For understandable reasons, data storage conversations tend to take on a bit of a “gearhead” feel, at times, as stakeholders kick around a variety of technical terms to try to understand the products and services that best fit their needs.
In healthcare, however, it’s never too hard to “humanize” those conversations by looking at the real-world implications of new and enhanced storage options.
For example, writing recently at Healthcare Innovation, Dr. Mark Burby, Health and Life Science Director at Intel APJ, takes a look at what’s going on around the globe on the frontiers of precision medicine.
“In precision medicine,” Burby explains, “doctors will study patients’ data, created through medical techniques that are becoming rapidly adopted such as genomics and life sciences, and create a targeted course of treatment designed specifically based on the needs and unique genetic make-up of each patient. This data, coupled with the collective data of patients with similar diagnoses and backgrounds generated in the healthcare system, is the key to unlocking a new, exciting, personal way of delivering healthcare, which has the potential to be more effective and less toxic than traditional methods.”
There are a few keys to this new approach to medicine, revolving generally around the capacity to collect, store and analyze massive amounts of data. For example, Burby notes that “countries like Japan, Korea, Taiwan and China are already digitizing medical records, with massive amounts of research and investment going into genomics, genomic sequencing and data analytics. Oncology and paediatrics could see the early implementations of precision medicine in these countries.”
Similarly, AI is being applied to an array of healthcare data challenges to help drastically reduce research time. “What took years in the past, may now be achieved in months, or even weeks. Significant developments in AI technology by leading technology companies, including Intel, will help bring about a seismic shift in diagnosis, treatment, predication and prevention.”
He points to the Mayo Clinic as “a healthcare organization that is using AI to turn the massive data that they’ve collected over the years into clear, actionable information that doctors can apply. Previously disparate medical data, such as X-rays or MRI images, lab test data and e-medical records, are collated into a single place, allowing doctors to have a broad picture of what the patient is facing and make better treatment decisions.”

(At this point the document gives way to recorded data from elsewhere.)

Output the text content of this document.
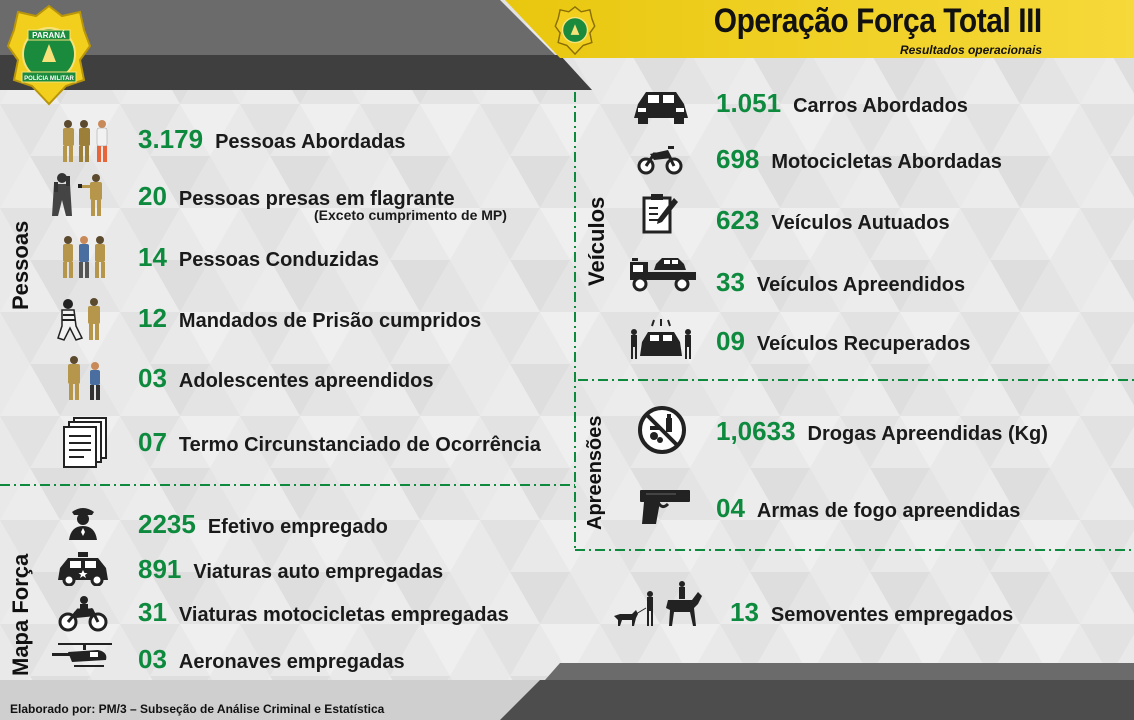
PARANÁ
POLÍCIA MILITAR
Operação Força Total III
Resultados operacionais
Pessoas
Mapa Força
Veículos
Apreensões
3.179 Pessoas Abordadas
20 Pessoas presas em flagrante
(Exceto cumprimento de MP)
14 Pessoas Conduzidas
12 Mandados de Prisão cumpridos
03 Adolescentes apreendidos
07 Termo Circunstanciado de Ocorrência
2235 Efetivo empregado
891 Viaturas auto empregadas
31 Viaturas motocicletas empregadas
03 Aeronaves empregadas
1.051 Carros Abordados
698 Motocicletas Abordadas
623 Veículos Autuados
33 Veículos Apreendidos
09 Veículos Recuperados
1,0633 Drogas Apreendidas (Kg)
04 Armas de fogo apreendidas
13 Semoventes empregados
Elaborado por: PM/3 – Subseção de Análise Criminal e Estatística
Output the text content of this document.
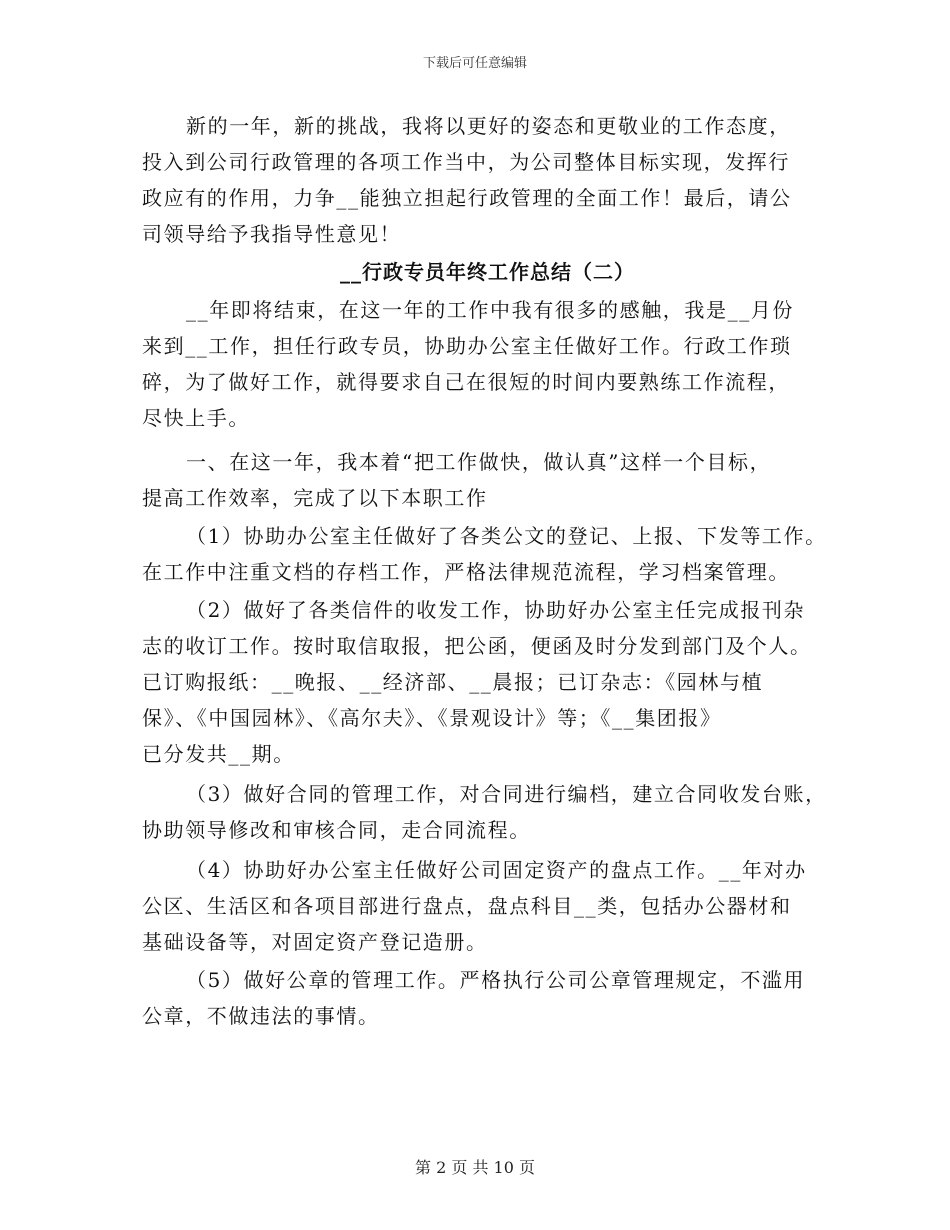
下载后可任意编辑
新的一年，新的挑战，我将以更好的姿态和更敬业的工作态度，
投入到公司行政管理的各项工作当中，为公司整体目标实现，发挥行
政应有的作用，力争__能独立担起行政管理的全面工作！最后，请公
司领导给予我指导性意见！
__行政专员年终工作总结（二）
__年即将结束，在这一年的工作中我有很多的感触，我是__月份
来到__工作，担任行政专员，协助办公室主任做好工作。行政工作琐
碎，为了做好工作，就得要求自己在很短的时间内要熟练工作流程，
尽快上手。
一、在这一年，我本着“把工作做快，做认真”这样一个目标，
提高工作效率，完成了以下本职工作
（1）协助办公室主任做好了各类公文的登记、上报、下发等工作。
在工作中注重文档的存档工作，严格法律规范流程，学习档案管理。
（2）做好了各类信件的收发工作，协助好办公室主任完成报刊杂
志的收订工作。按时取信取报，把公函，便函及时分发到部门及个人。
已订购报纸：__晚报、__经济部、__晨报；已订杂志：《园林与植
保》、《中国园林》、《高尔夫》、《景观设计》等；《__集团报》
已分发共__期。
（3）做好合同的管理工作，对合同进行编档，建立合同收发台账，
协助领导修改和审核合同，走合同流程。
（4）协助好办公室主任做好公司固定资产的盘点工作。__年对办
公区、生活区和各项目部进行盘点，盘点科目__类，包括办公器材和
基础设备等，对固定资产登记造册。
（5）做好公章的管理工作。严格执行公司公章管理规定，不滥用
公章，不做违法的事情。
第 2 页 共 10 页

In short, given easier access to the right tools, including fast and efficient storage options, research processes can be shortened and made cheaper, and healthcare organizations and researchers can spend less time analyzing results and more time creating tangible breakthroughs.
“Technology already in-hand can help change how diseases are understood, diagnosed and treated,” Burby says, “and help medical professionals stay one step ahead of mutating diseases like cancer, while driving progress for the healthcare industry.”